His parents were prominent USF professors. Achievement was a given – and family educational roots coursed through Atlanta’s pre-eminent African-American institutions: Morehouse College and Spelman College.
By the time Stamps had graduated from Tampa’s King High School, he had been vice president and president of the student government, an academic standout — and Atlanta bound.
He earned a degree in finance from Morehouse, hung out with the offspring of Bill Cosby, Maynard Jackson and Julian Bond and opened his own music management company. Then a dose of reality best summarized by a music-business adage: “You don’t make money till they make money.”
“I regrouped,” Stamps recalls humbly. He also came home, went to Stetson Law School in Gulfport, saw Tampa Bay through more mature eyes – and hasn’t looked back.
“After I came back, I started seeing change all around me,” says Stamps. “I wanted to be a part of it.”
He has his own law firm in Hyde Park, where he specializes in commercial real estate, and enjoys pivoting to the good life from his Harbour Island residence.
“The opportunities are here,” notes Stamps. “My practice has the same potential as the area.
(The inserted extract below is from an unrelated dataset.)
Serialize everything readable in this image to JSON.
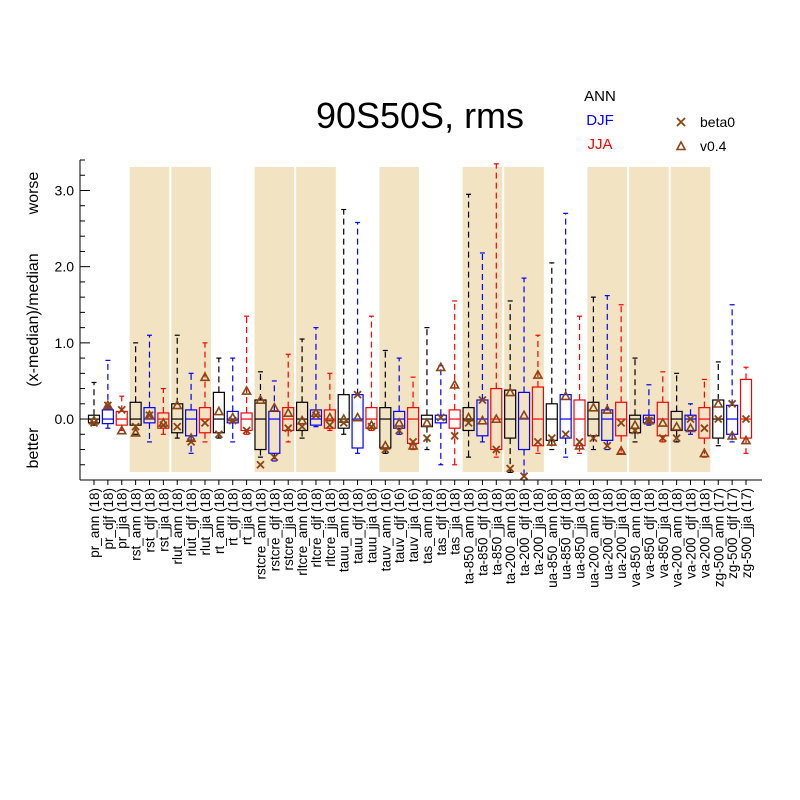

Plus the weather is gorgeous and the landscapes unbelievable. Why would I leave?”
But first the Berkeley Prep grad had something to prove. The family business, he reasoned, was “always there,” but he “felt the need to achieve something on my own. And to expand my horizons.”
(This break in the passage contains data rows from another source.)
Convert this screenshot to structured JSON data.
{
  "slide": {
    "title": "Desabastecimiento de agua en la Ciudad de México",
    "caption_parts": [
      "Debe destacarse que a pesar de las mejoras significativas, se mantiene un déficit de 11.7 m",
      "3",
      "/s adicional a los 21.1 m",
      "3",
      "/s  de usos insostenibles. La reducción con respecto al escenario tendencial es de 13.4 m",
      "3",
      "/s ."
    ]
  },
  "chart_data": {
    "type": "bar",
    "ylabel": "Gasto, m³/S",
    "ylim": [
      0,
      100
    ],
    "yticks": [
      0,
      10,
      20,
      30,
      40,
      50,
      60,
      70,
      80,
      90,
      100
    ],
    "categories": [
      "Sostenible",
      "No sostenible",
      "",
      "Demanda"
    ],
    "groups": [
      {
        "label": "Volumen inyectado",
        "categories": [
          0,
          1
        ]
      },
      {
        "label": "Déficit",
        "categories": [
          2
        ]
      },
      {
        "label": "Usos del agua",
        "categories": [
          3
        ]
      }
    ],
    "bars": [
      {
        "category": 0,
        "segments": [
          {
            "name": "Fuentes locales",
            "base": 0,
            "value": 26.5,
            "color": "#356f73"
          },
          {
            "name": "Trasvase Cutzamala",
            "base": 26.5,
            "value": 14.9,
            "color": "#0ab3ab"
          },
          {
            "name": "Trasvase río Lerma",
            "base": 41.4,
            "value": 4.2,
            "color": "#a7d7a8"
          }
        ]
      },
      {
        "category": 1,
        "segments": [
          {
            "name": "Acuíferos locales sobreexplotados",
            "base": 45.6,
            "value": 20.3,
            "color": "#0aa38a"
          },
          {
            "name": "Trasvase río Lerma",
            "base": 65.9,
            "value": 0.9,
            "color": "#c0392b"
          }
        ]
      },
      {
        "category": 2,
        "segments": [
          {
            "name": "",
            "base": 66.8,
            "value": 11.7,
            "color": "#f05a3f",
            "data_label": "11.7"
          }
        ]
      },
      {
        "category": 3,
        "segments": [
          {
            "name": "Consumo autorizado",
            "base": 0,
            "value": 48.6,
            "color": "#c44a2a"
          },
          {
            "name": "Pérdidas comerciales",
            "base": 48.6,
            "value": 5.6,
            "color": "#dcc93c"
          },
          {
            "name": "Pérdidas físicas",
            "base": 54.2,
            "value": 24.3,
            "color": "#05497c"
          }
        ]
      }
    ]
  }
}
Which probably explains why the son of a builder became an anthropology/religion major at Emory University in Atlanta. “It was about learning to think well,” he says. But he also took business courses “for balance.”
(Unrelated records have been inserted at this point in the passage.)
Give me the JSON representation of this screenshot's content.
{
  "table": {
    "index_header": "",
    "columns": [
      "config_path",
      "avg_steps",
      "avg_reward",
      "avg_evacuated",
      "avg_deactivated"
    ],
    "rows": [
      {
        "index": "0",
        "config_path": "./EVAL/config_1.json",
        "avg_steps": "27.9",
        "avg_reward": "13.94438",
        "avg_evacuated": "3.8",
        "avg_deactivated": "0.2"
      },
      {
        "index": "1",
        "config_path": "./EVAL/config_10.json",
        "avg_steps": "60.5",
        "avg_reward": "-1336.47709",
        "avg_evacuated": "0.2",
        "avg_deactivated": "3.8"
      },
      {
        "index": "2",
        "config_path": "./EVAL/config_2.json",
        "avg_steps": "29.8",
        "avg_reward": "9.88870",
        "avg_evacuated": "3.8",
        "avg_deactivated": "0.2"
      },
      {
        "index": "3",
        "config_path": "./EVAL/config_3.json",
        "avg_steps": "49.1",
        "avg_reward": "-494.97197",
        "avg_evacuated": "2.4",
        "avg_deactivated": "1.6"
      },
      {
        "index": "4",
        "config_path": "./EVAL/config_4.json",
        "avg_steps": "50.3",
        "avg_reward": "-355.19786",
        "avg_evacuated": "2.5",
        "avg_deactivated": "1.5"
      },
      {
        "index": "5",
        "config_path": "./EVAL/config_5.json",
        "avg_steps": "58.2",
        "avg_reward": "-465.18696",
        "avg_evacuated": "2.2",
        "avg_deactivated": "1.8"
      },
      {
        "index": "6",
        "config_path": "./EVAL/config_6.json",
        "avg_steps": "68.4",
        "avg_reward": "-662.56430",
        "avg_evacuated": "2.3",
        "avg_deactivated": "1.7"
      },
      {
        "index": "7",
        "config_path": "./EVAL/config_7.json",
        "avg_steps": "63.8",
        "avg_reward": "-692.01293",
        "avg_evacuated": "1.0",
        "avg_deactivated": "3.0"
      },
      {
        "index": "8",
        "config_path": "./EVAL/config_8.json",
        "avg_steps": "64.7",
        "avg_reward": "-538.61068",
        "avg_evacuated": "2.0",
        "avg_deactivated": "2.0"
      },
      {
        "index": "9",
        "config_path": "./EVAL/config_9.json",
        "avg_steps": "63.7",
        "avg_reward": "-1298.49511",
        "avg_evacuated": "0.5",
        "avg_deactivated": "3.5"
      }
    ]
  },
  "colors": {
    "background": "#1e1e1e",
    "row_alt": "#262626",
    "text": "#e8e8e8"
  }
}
His self-realization sojourn would take him to Santa Barbara, CA. To teaching special education and working in sales. He was the 2003 National “Rookie of the Year” for McGraw-Hill Companies.
He married and returned with his wife Lindsay last December. He’s now business development manager for Creative Contractors, a 55-employee operation that does about $70 million a year in commercial projects. He’s the web master and the go-to guy for PowerPoint presentations.
“Moving back was figuratively and literally about building and growing,” says Bomstein. “A family, a career, a community. It’s about a lot more than bricks and mortar.
“And I tend to see things regionally,” adds Bomstein. “I see the beauty and the variety — from the beaches to Ybor City. And there’s a kind of laid-back feeling that I’m appreciating more and more.”
Michael Peters could be the poster boy for CreativeTampaBay, the regional clearinghouse for the “creative class.”
He’s a former art director for Grey Worldwide, the prestigious New York advertising agency. He was becoming a player in the world’s ad-and-image epicenter and living the cosmopolitan life that goes with a Manhattan brownstone.
When his wife Leigh became pregnant, his career prism altered. A fifth-floor walkup wouldn’t be family friendly.
“Growing up in Tampa, I mis
sed the water,” explains the Plant High and University of Alabama grad. “And New York is an eat ’em up type place.”
In an augur of karmic proportions, they moved back to Tampa on Sept. 10, 2001.
It’s been all upside since. The Peters family now includes a son and daughter; they live in a bungalow in Hyde Park; and Michael is president and creative director of his own ad agency, Spark Branding House in Ybor.
This summer Spark was the only Tampa Bay agency to earn a national ADDY award. “Tampa used to be more traditional,” observes Peters. “Now it has more bullets. There are many more major brands here.
“We’re a boutique agency doing high-end work,” points out Peters. “It can definitely be done here. Plus, I get to play with my kids in my back yard.”